A fellow corps member and co-worker put it best last week: never before teaching here had she been witness to such a “vehemence for learning.” The chorus among my classes this week and last has been, “Why do we have to learn? Why do you have to teach us stuff?” Last week because we were in extended homeroom or evacuated from the building for four out of the five days, which put the students in checked-out mode, and this week because it’s a two-day week. (Hallelujah!)
This week is kind of a wash, what with student absences and other school stuff that’s going on, just as last week was, but I have not given in to the students’ requests for a movie day or a free day. Today is a test retake or make-up day for my students, because I was expecting perhaps 50-70% attendance (rightly so), and still there is pushback. Hello?! I am offering you a rare opportunity to bring up your grade in class. You don’t even need to stay after school as so many of you whine that you cannot. But I still have students sleeping or choosing not to bring up their grades.
I think it’s an intense fear of failure – and/or an attitude of “well, I’m already failing, so why bother?” – that makes many of them not even want to try, and I hate it. I hate that, at such a young age, some seem to have given up on themselves. I hate that, sometimes, it seems like we teachers are the only people telling them they are capable. I hate that those who truly seem to care about their education and who are well-behaved all the time get ignored because I have to deal with outrageous behavior.

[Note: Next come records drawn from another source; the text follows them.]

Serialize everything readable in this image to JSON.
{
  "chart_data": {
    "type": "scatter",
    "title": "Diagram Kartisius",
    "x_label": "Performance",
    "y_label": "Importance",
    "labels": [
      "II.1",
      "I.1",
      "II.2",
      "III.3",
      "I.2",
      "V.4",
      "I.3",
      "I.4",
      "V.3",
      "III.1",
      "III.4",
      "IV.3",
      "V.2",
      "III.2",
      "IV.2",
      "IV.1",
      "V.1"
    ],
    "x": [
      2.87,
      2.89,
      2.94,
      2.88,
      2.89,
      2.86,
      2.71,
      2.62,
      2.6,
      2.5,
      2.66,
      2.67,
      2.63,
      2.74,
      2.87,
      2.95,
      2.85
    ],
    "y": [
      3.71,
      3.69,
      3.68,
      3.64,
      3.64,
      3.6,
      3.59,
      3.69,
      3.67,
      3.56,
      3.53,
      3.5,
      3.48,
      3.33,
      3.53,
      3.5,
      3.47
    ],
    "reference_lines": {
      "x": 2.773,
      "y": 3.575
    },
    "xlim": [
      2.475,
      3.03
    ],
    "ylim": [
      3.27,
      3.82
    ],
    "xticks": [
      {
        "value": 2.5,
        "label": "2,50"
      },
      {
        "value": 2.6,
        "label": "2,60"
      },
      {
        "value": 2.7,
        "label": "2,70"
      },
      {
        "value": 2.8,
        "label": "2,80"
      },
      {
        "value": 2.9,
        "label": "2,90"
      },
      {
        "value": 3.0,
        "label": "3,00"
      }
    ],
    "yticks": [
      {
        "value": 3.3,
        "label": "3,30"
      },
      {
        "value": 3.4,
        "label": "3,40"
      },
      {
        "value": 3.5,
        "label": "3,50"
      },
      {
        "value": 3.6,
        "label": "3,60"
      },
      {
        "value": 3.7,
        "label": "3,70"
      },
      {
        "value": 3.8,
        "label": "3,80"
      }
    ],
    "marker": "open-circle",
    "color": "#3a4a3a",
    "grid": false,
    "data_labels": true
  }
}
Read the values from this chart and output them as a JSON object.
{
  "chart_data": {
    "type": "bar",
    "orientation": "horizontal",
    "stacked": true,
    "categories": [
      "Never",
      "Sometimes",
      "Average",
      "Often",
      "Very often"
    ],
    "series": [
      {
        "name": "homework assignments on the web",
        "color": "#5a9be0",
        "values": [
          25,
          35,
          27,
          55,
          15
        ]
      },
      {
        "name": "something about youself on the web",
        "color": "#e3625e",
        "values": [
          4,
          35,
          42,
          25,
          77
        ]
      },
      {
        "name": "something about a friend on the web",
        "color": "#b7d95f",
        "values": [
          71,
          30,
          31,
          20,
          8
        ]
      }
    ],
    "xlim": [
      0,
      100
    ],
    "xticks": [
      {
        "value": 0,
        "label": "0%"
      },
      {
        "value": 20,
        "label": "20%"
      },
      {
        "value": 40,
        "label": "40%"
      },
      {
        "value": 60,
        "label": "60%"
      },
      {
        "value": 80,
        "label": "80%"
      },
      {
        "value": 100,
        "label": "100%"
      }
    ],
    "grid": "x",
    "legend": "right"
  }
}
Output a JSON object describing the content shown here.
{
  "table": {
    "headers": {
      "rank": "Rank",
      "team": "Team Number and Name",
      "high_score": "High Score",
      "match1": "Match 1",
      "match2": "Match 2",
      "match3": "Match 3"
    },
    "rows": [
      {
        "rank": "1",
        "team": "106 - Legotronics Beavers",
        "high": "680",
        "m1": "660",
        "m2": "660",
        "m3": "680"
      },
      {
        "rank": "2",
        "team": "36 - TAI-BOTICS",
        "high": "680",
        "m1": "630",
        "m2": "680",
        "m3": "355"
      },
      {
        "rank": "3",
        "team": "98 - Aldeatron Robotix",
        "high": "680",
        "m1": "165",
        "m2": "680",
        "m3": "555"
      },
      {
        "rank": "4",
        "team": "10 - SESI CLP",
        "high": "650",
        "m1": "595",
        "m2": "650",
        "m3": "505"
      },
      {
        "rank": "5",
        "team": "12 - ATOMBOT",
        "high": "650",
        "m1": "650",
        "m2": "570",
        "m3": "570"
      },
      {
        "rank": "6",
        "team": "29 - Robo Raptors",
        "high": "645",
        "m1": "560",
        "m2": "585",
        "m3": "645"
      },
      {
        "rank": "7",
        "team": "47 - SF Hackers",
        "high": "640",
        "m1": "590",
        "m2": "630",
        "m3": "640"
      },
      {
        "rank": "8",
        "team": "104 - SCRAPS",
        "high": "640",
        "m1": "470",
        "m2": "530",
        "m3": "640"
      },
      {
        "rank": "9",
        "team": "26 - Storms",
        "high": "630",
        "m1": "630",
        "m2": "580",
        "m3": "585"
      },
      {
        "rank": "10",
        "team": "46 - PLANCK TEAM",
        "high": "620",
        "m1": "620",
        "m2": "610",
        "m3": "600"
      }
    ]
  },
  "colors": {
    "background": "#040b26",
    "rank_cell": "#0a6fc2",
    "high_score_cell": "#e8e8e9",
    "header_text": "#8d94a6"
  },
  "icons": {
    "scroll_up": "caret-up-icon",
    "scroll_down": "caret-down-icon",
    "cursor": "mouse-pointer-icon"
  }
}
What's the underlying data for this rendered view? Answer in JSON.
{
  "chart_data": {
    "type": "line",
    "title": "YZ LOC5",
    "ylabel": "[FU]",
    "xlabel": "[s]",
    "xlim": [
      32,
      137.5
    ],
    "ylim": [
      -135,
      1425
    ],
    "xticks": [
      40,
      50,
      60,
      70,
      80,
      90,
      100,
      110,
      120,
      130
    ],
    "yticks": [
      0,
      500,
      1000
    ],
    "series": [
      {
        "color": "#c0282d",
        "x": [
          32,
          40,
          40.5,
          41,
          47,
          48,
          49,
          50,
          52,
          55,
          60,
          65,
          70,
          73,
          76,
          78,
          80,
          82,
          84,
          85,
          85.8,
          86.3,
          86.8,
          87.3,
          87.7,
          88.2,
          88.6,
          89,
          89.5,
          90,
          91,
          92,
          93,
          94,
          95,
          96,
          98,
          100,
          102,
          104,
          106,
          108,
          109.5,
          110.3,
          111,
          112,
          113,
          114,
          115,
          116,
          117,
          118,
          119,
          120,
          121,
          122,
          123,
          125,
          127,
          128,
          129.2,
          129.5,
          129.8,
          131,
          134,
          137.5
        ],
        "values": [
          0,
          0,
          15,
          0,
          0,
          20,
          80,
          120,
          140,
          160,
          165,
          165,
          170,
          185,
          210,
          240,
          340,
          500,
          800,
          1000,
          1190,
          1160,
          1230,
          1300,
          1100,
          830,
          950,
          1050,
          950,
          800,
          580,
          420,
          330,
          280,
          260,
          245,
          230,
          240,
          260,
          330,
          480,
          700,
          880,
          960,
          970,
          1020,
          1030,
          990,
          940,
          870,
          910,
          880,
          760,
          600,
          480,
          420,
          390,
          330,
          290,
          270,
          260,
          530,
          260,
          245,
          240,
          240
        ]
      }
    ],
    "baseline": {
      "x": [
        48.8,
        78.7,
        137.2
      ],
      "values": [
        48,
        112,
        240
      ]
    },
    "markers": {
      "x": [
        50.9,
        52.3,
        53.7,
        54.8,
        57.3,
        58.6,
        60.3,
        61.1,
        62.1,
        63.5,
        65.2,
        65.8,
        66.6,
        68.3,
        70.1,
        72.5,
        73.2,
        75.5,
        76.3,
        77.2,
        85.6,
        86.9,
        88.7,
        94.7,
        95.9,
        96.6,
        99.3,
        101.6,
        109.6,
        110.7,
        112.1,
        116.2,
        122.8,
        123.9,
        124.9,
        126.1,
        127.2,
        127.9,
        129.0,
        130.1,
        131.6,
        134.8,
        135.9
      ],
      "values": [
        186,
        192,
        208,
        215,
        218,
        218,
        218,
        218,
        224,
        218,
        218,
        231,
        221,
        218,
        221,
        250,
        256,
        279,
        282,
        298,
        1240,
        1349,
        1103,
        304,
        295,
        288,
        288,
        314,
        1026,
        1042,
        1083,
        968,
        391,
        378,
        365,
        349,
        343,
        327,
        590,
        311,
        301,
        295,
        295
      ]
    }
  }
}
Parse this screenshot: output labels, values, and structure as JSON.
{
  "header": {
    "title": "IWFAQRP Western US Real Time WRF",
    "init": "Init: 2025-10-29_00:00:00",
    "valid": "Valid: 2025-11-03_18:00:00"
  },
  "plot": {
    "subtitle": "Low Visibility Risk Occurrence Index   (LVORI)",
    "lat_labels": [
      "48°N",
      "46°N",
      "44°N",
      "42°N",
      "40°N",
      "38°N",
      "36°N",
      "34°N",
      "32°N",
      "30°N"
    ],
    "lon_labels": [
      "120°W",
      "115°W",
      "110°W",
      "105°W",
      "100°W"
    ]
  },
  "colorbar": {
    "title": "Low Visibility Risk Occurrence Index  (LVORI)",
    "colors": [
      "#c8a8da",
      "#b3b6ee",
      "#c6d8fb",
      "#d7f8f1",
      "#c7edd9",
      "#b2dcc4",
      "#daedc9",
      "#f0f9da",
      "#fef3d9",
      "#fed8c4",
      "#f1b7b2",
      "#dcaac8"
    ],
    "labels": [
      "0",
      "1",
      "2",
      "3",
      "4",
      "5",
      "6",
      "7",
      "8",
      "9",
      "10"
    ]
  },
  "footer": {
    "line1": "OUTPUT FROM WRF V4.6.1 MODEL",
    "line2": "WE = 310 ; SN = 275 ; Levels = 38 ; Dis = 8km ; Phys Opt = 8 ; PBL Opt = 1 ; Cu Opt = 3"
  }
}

I hate that I have so much to hate.
There are still the little things that make this madness bearable, though. Last night, I received a text from a student: thanks for actually carin about your students because a lot of teachers I had n da past could care less bt u different. I responded: you’re welcome – and thanks for being a student who cares about her education. you make my job worthwhile. The “good” kids are few, but enough.